As I told earlier, I found a bug in TStringlist. But this is general in pascal, not only Lazarus / FPC.
I have this piece of code:
program project1;
uses classes, sysutils;
var slTest : TStringlist;
slRegel : TStringlist;
index : integer;
begin
slTest := TStringlist.create;
slRegel := TStringlist.create;
try
slTest.LoadFromFile('test.txt');
slRegel.Delimiter := ';';
slRegel.QuoteChar := '"';
slRegel.StrictDelimiter := true;
for index := 0 to slTest.count - 1 do
begin
slRegel.DelimitedText := slTest[index]);
writeln(inttostr(slRegel.Count))
end;
readln();
finally
slregel.free;
sltest.free;
end;
end.
This is my textfile:
field11;field12 ;field13;field14
field21;field22 ;field23;field24
field31;"field32" ;field33;field34
field41;field42 ;field43;field44
When I run this sample, the following results in:
4
4
5
4
The reason is the double quotes together with a few spaces afterwards. TStringlist creates an extra entry.
Am I right or not?
The workaround is:
slRegel.DelimitedText := StringReplace(slTest[index],'"','',[rfReplaceAll]);
But using strictdelimiter should it work with this workaround.
It's a known problem with the stinglist, at least it's very well known to me..
it seems to work in Delphi but not in fpc when encountering spaces like that and getting an extra line inserted.
Which is why I wrote my own TlinesString class based from Tstrings. It basically works the same but it actually functions correctly.

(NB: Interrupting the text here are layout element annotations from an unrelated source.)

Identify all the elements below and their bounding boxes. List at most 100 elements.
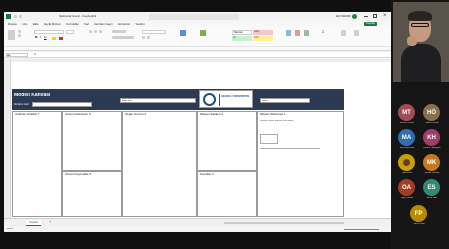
menu-tab-data[interactable]: Veri	[84, 23, 89, 26]
cut-icon[interactable]	[18, 30, 21, 33]
menu-tab-file[interactable]: Dosya	[8, 23, 17, 26]
participant-tile[interactable]: MT Merve Tülüce	[398, 104, 418, 124]
formula-bar: A1 fx	[4, 52, 391, 58]
format-cells-icon[interactable]	[304, 30, 309, 36]
menu-tab-review[interactable]: Gözden Geçir	[94, 23, 113, 26]
profile-photo	[398, 154, 415, 171]
minimize-icon[interactable]	[364, 16, 368, 17]
team-name-label: Ekip Adı:	[122, 100, 133, 102]
avatar: MK	[423, 154, 440, 171]
channels-cell[interactable]: Kanallar 4	[197, 171, 257, 217]
ribbon: B I U Normal Kötü İyi Nötr Σ	[4, 27, 391, 51]
percent-icon[interactable]	[147, 36, 150, 39]
italic-icon[interactable]: I	[40, 36, 41, 40]
close-icon[interactable]: ×	[383, 13, 387, 19]
menu-tab-help[interactable]: Yardım	[135, 23, 144, 26]
style-bad[interactable]: Kötü	[253, 30, 273, 35]
paste-icon[interactable]	[8, 30, 15, 40]
align-center-icon[interactable]	[94, 30, 97, 33]
insert-cells-icon[interactable]	[286, 30, 291, 36]
participant-name: Merve Tülüce	[400, 122, 414, 124]
customer-segments-cell[interactable]: Müşteri Bölümleri 1 Kullanıcı profili bi…	[257, 111, 344, 217]
fill-color-icon[interactable]	[52, 37, 56, 40]
channels-label: Kanallar 4	[200, 173, 214, 176]
participant-tile[interactable]: MK Melike Karaca	[423, 154, 443, 174]
logo-divider	[219, 94, 220, 106]
segment-input-box[interactable]	[260, 134, 278, 144]
zoom-slider[interactable]	[344, 228, 379, 230]
logo-box: ANADOLU ÜNİVERSİTESİ	[199, 90, 253, 108]
style-neutral[interactable]: Nötr	[253, 36, 273, 41]
spreadsheet-grid[interactable]: Modeli Kanvası Girişim Adı: Ekip Adı: AN…	[4, 59, 391, 218]
key-resources-cell[interactable]: Önemli Kaynaklar 5	[62, 171, 122, 217]
find-select-icon[interactable]	[354, 30, 359, 36]
horizontal-scrollbar[interactable]	[224, 222, 344, 224]
menu-tab-formulas[interactable]: Formüller	[66, 23, 79, 26]
participant-tile[interactable]: ES Emre Sarı	[423, 179, 443, 199]
underline-icon[interactable]: U	[44, 36, 47, 40]
format-table-icon[interactable]	[200, 30, 206, 36]
currency-icon[interactable]	[142, 36, 145, 39]
menu-tab-home[interactable]: Giriş	[22, 23, 28, 26]
status-bar: Hazır	[4, 226, 391, 232]
participant-tile[interactable]: HÖ Hatice Özkan	[423, 104, 443, 124]
excel-logo-icon	[6, 14, 11, 19]
person-icon	[403, 159, 410, 166]
team-name-input[interactable]: Ekip Adı:	[120, 98, 196, 103]
merge-center-icon[interactable]	[112, 36, 134, 39]
search-box[interactable]	[149, 13, 239, 20]
style-normal[interactable]: Normal	[232, 30, 252, 35]
name-box[interactable]: A1	[6, 53, 28, 57]
value-props-cell[interactable]: Değer Önerisi 2	[122, 111, 197, 217]
save-icon[interactable]	[14, 15, 17, 18]
key-activities-cell[interactable]: Önemli Aktiviteler 6	[62, 111, 122, 171]
font-name-select[interactable]	[34, 30, 64, 34]
value-props-label: Değer Önerisi 2	[125, 113, 147, 116]
style-good[interactable]: İyi	[232, 36, 252, 41]
participant-name: Fatih Polat	[413, 223, 425, 225]
delete-cells-icon[interactable]	[295, 30, 300, 36]
participant-tile[interactable]: OA Oğuz Arslan	[398, 179, 418, 199]
avatar: HÖ	[423, 104, 440, 121]
subtitle-input[interactable]	[32, 102, 92, 107]
avatar: MT	[398, 104, 415, 121]
share-button[interactable]: Paylaş	[364, 21, 378, 26]
maximize-icon[interactable]	[373, 14, 377, 18]
undo-icon[interactable]	[19, 15, 22, 18]
menu-tab-view[interactable]: Görünüm	[118, 23, 131, 26]
customer-segments-label: Müşteri Bölümleri 1	[260, 113, 286, 116]
participant-tile[interactable]: Nazli Eren	[398, 154, 418, 174]
participant-tile[interactable]: MA Mehmet Aslan	[398, 129, 418, 149]
participant-name: Oğuz Arslan	[400, 197, 414, 199]
date-input[interactable]: Tarih:	[260, 98, 310, 103]
bold-icon[interactable]: B	[35, 36, 38, 40]
menu-tab-page-layout[interactable]: Sayfa Düzeni	[44, 23, 62, 26]
participant-tile[interactable]: FP Fatih Polat	[410, 205, 430, 225]
autosum-icon[interactable]: Σ	[322, 30, 324, 34]
cell-styles-gallery[interactable]: Normal Kötü İyi Nötr	[232, 30, 273, 41]
participant-name: Mehmet Aslan	[399, 147, 415, 149]
active-speaker-video[interactable]	[393, 2, 449, 82]
participant-name: Kerem Hatipoğlu	[423, 147, 441, 149]
participant-tile[interactable]: KH Kerem Hatipoğlu	[423, 129, 443, 149]
participant-name: Nazli Eren	[401, 172, 413, 174]
wrap-text-icon[interactable]	[112, 30, 126, 33]
date-label: Tarih:	[262, 100, 269, 102]
menu-tab-insert[interactable]: Ekle	[33, 23, 39, 26]
user-avatar[interactable]	[352, 14, 357, 19]
conditional-format-icon[interactable]	[180, 30, 186, 36]
font-size-select[interactable]	[66, 30, 74, 34]
key-partners-cell[interactable]: Anahtar Ortaklar 7	[12, 111, 62, 217]
copy-icon[interactable]	[18, 34, 21, 37]
add-sheet-icon[interactable]: +	[49, 220, 51, 224]
formula-input[interactable]	[42, 53, 387, 57]
align-right-icon[interactable]	[99, 30, 102, 33]
align-left-icon[interactable]	[89, 30, 92, 33]
font-color-icon[interactable]	[59, 37, 63, 40]
customer-relationships-cell[interactable]: Müşteri İlişkileri 3	[197, 111, 257, 171]
status-text: Hazır	[7, 227, 14, 230]
sort-filter-icon[interactable]	[341, 30, 346, 36]
avatar: KH	[423, 129, 440, 146]
number-format-select[interactable]	[142, 30, 166, 34]
row-headers	[4, 59, 11, 218]
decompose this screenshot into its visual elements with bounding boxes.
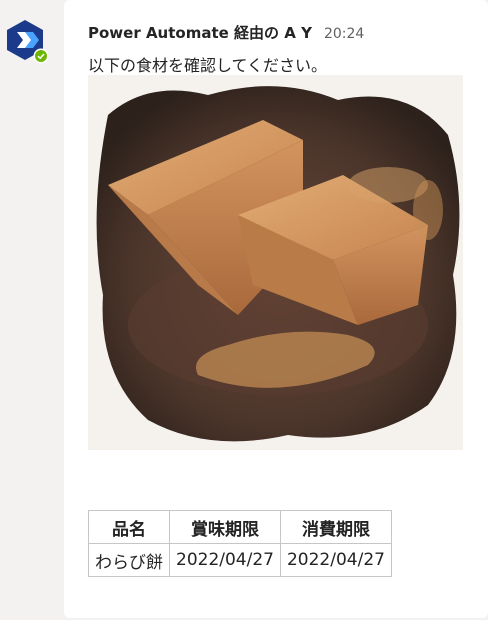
message-text: 以下の食材を確認してください。 [88, 56, 328, 75]
column-header-item-name: 品名 [88, 510, 170, 544]
table-row: わらび餅 2022/04/27 2022/04/27 [88, 543, 392, 577]
cell-use-by: 2022/04/27 [279, 543, 392, 577]
cell-best-before: 2022/04/27 [169, 543, 281, 577]
food-photo[interactable] [88, 75, 463, 450]
message-header: Power Automate 経由の A Y 20:24 [88, 22, 364, 42]
column-header-best-before: 賞味期限 [169, 510, 281, 544]
cell-item-name: わらび餅 [88, 543, 170, 577]
food-info-table: 品名 賞味期限 消費期限 わらび餅 2022/04/27 2022/04/27 [88, 510, 392, 577]
column-header-use-by: 消費期限 [279, 510, 392, 544]
message-timestamp: 20:24 [323, 26, 365, 42]
table-header-row: 品名 賞味期限 消費期限 [88, 510, 392, 544]
available-check-icon [33, 48, 49, 64]
message-card: Power Automate 経由の A Y 20:24 以下の食材を確認してく… [64, 0, 488, 618]
bot-avatar[interactable] [3, 18, 49, 64]
sender-name[interactable]: Power Automate 経由の A Y [88, 22, 312, 43]
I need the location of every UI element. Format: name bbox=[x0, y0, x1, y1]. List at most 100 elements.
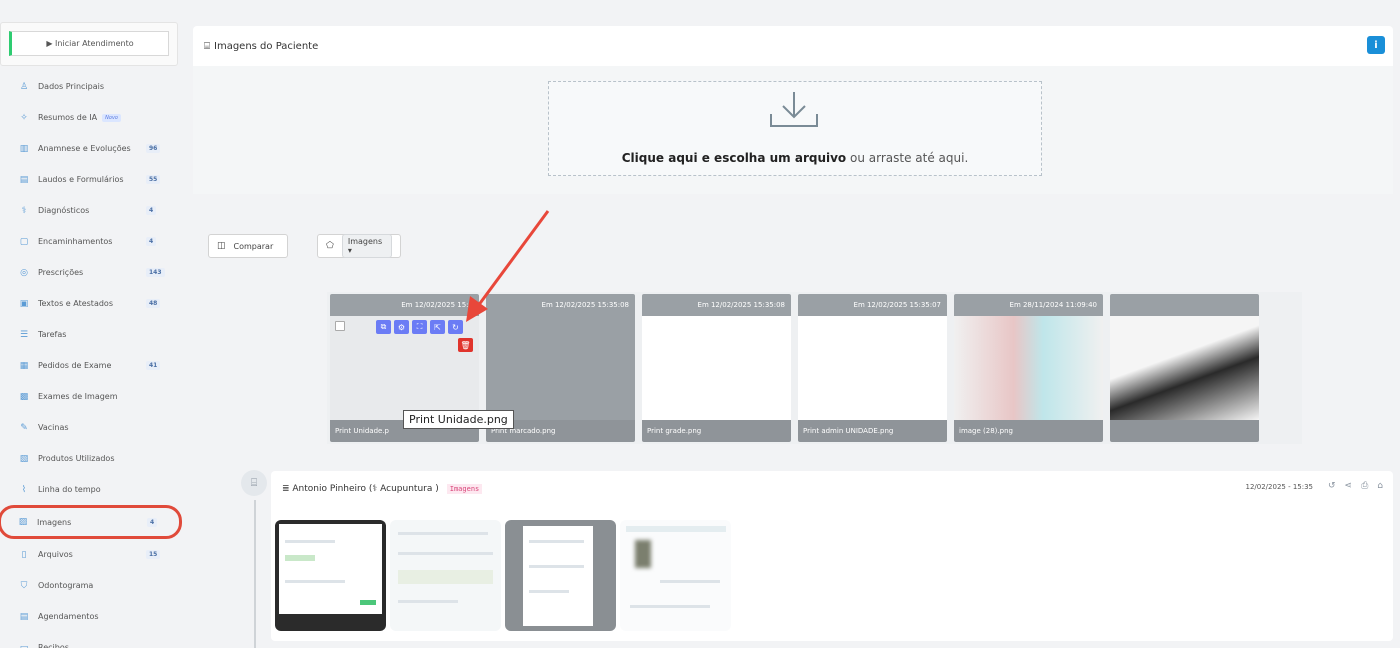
entry-thumbnail[interactable] bbox=[275, 520, 386, 631]
panel-header: ⌸ Imagens do Paciente bbox=[193, 26, 1393, 66]
file-text-icon: ▣ bbox=[19, 298, 29, 309]
sidebar-item-prescri-es[interactable]: ◎ Prescrições 143 bbox=[0, 257, 180, 288]
rotate-icon[interactable]: ↻ bbox=[448, 320, 463, 334]
sidebar-item-label: Agendamentos bbox=[38, 612, 99, 621]
exam-icon: ▦ bbox=[19, 360, 29, 371]
image-card[interactable] bbox=[1110, 294, 1259, 442]
tag-icon: ⬠ bbox=[326, 241, 334, 251]
start-appointment-button[interactable]: ▶ Iniciar Atendimento bbox=[9, 31, 169, 56]
trash-icon[interactable]: 🗑 bbox=[458, 338, 473, 352]
sidebar-item-imagens[interactable]: ▨ Imagens 4 bbox=[0, 505, 182, 539]
card-date bbox=[1110, 294, 1259, 316]
box-icon: ▧ bbox=[19, 453, 29, 464]
print-icon[interactable]: ⎙ bbox=[1361, 481, 1368, 491]
sidebar-item-label: Vacinas bbox=[38, 423, 69, 432]
card-preview[interactable] bbox=[954, 316, 1103, 420]
image-card[interactable]: Em 12/02/2025 15:35:08 Print grade.png bbox=[642, 294, 791, 442]
sidebar-item-encaminhamentos[interactable]: ▢ Encaminhamentos 4 bbox=[0, 226, 180, 257]
list-icon: ☰ bbox=[19, 329, 29, 340]
sidebar-item-produtos-utilizados[interactable]: ▧ Produtos Utilizados bbox=[0, 443, 180, 474]
sidebar-item-arquivos[interactable]: ▯ Arquivos 15 bbox=[0, 539, 180, 570]
image-icon: ▨ bbox=[18, 517, 28, 527]
image-card[interactable]: Em 28/11/2024 11:09:40 image (28).png bbox=[954, 294, 1103, 442]
card-filename bbox=[1110, 420, 1259, 442]
select-checkbox[interactable] bbox=[335, 321, 345, 331]
syringe-icon: ✎ bbox=[20, 422, 28, 433]
sidebar-item-label: Linha do tempo bbox=[38, 485, 101, 494]
sidebar-item-agendamentos[interactable]: ▤ Agendamentos bbox=[0, 601, 180, 632]
sidebar-item-textos-e-atestados[interactable]: ▣ Textos e Atestados 48 bbox=[0, 288, 180, 319]
count-badge: 15 bbox=[146, 550, 161, 559]
sidebar-item-label: Exames de Imagem bbox=[38, 392, 118, 401]
compare-button[interactable]: ◫ Comparar bbox=[208, 234, 288, 258]
entry-thumbnail[interactable] bbox=[620, 520, 731, 631]
sidebar-item-odontograma[interactable]: ⛉ Odontograma bbox=[0, 570, 180, 601]
count-badge: 4 bbox=[146, 237, 157, 246]
sidebar-item-recibos[interactable]: ▭ Recibos bbox=[0, 632, 180, 648]
open-external-icon[interactable]: ⇱ bbox=[430, 320, 445, 334]
entry-date: 12/02/2025 - 15:35 bbox=[1245, 483, 1314, 491]
dropzone-hint: ou arraste até aqui. bbox=[846, 151, 969, 165]
sidebar-item-exames-de-imagem[interactable]: ▩ Exames de Imagem bbox=[0, 381, 180, 412]
upload-area: Clique aqui e escolha um arquivo ou arra… bbox=[193, 66, 1393, 194]
tag-filter-button[interactable]: ⬠ Imagens ▾ bbox=[317, 234, 401, 258]
patient-images-panel: ⌸ Imagens do Paciente i Clique aqui e es… bbox=[193, 26, 1393, 194]
card-preview[interactable] bbox=[1110, 316, 1259, 420]
share-icon[interactable]: ⋖ bbox=[1345, 481, 1353, 491]
calendar-icon: ▤ bbox=[19, 611, 29, 622]
count-badge: 4 bbox=[147, 517, 158, 527]
card-preview[interactable] bbox=[798, 316, 947, 420]
sidebar-item-label: Arquivos bbox=[38, 550, 73, 559]
panel-title: Imagens do Paciente bbox=[214, 40, 319, 52]
sidebar-item-label: Diagnósticos bbox=[38, 206, 90, 215]
sidebar-item-label: Pedidos de Exame bbox=[38, 361, 112, 370]
sidebar-item-laudos-e-formul-rios[interactable]: ▤ Laudos e Formulários 55 bbox=[0, 164, 180, 195]
file-icon: ▯ bbox=[21, 549, 27, 560]
info-icon[interactable]: i bbox=[1367, 36, 1385, 54]
sidebar-item-dados-principais[interactable]: ♙ Dados Principais bbox=[0, 71, 180, 102]
sidebar-item-resumos-de-ia[interactable]: ✧ Resumos de IA Novo bbox=[0, 102, 180, 133]
sidebar-item-label: Recibos bbox=[38, 643, 69, 648]
settings-icon[interactable]: ⚙ bbox=[394, 320, 409, 334]
compare-label: Comparar bbox=[233, 241, 274, 251]
download-tray-icon bbox=[770, 92, 818, 127]
sidebar-item-pedidos-de-exame[interactable]: ▦ Pedidos de Exame 41 bbox=[0, 350, 180, 381]
card-filename: image (28).png bbox=[954, 420, 1103, 442]
document-icon: ▢ bbox=[19, 236, 29, 247]
card-preview[interactable] bbox=[642, 316, 791, 420]
sidebar-item-anamnese-e-evolu-es[interactable]: ▥ Anamnese e Evoluções 96 bbox=[0, 133, 180, 164]
sidebar-item-label: Produtos Utilizados bbox=[38, 454, 115, 463]
delete-icon[interactable]: ⌂ bbox=[1377, 481, 1383, 491]
expand-icon[interactable]: ⛶ bbox=[412, 320, 427, 334]
file-dropzone[interactable]: Clique aqui e escolha um arquivo ou arra… bbox=[548, 81, 1042, 176]
sidebar-item-diagn-sticos[interactable]: ⚕ Diagnósticos 4 bbox=[0, 195, 180, 226]
card-date: Em 28/11/2024 11:09:40 bbox=[954, 294, 1103, 316]
sidebar-item-label: Tarefas bbox=[38, 330, 67, 339]
sidebar-item-label: Odontograma bbox=[38, 581, 94, 590]
start-button-container: ▶ Iniciar Atendimento bbox=[0, 22, 178, 66]
sidebar-item-label: Encaminhamentos bbox=[38, 237, 113, 246]
sidebar-item-linha-do-tempo[interactable]: ⌇ Linha do tempo bbox=[0, 474, 180, 505]
sidebar-item-label: Anamnese e Evoluções bbox=[38, 144, 131, 153]
dropzone-link[interactable]: Clique aqui e escolha um arquivo bbox=[622, 151, 846, 165]
entry-thumbnail[interactable] bbox=[390, 520, 501, 631]
card-preview[interactable] bbox=[486, 316, 635, 420]
sidebar-item-vacinas[interactable]: ✎ Vacinas bbox=[0, 412, 180, 443]
entry-thumbnail[interactable] bbox=[505, 520, 616, 631]
dropzone-text: Clique aqui e escolha um arquivo ou arra… bbox=[549, 151, 1041, 165]
chart-icon: ▥ bbox=[19, 143, 29, 154]
sidebar-item-label: Laudos e Formulários bbox=[38, 175, 124, 184]
entry-header: ≣ Antonio Pinheiro (⚕ Acupuntura ) Image… bbox=[271, 471, 1393, 507]
image-card[interactable]: Em 12/02/2025 15:35:07 Print admin UNIDAD… bbox=[798, 294, 947, 442]
timeline-entry: ≣ Antonio Pinheiro (⚕ Acupuntura ) Image… bbox=[271, 471, 1393, 641]
history-icon[interactable]: ↺ bbox=[1328, 481, 1336, 491]
count-badge: 41 bbox=[146, 361, 161, 370]
sidebar-item-label: Imagens bbox=[37, 517, 72, 527]
stethoscope-icon: ⚕ bbox=[21, 205, 27, 216]
pills-icon: ◎ bbox=[20, 267, 28, 278]
timeline-icon: ⌇ bbox=[21, 484, 27, 495]
copy-icon[interactable]: ⧉ bbox=[376, 320, 391, 334]
count-badge: 55 bbox=[146, 175, 161, 184]
count-badge: 48 bbox=[146, 299, 161, 308]
sidebar-item-tarefas[interactable]: ☰ Tarefas bbox=[0, 319, 180, 350]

Its does not handle strings internally like a Stringlist does but instead builds a text table as a single chunk of memory, unlike what stringlist does.
But you still need stringlist if you want to store arbitrary data in it where as what I did values like #0 are not allowed in strings as a value.
I voiced my opinion already about this and all I got was rocks thrown back at me. so here we are..
I suggest maybe writing your own parser of SPLIT does not work correctly for you in the helpers.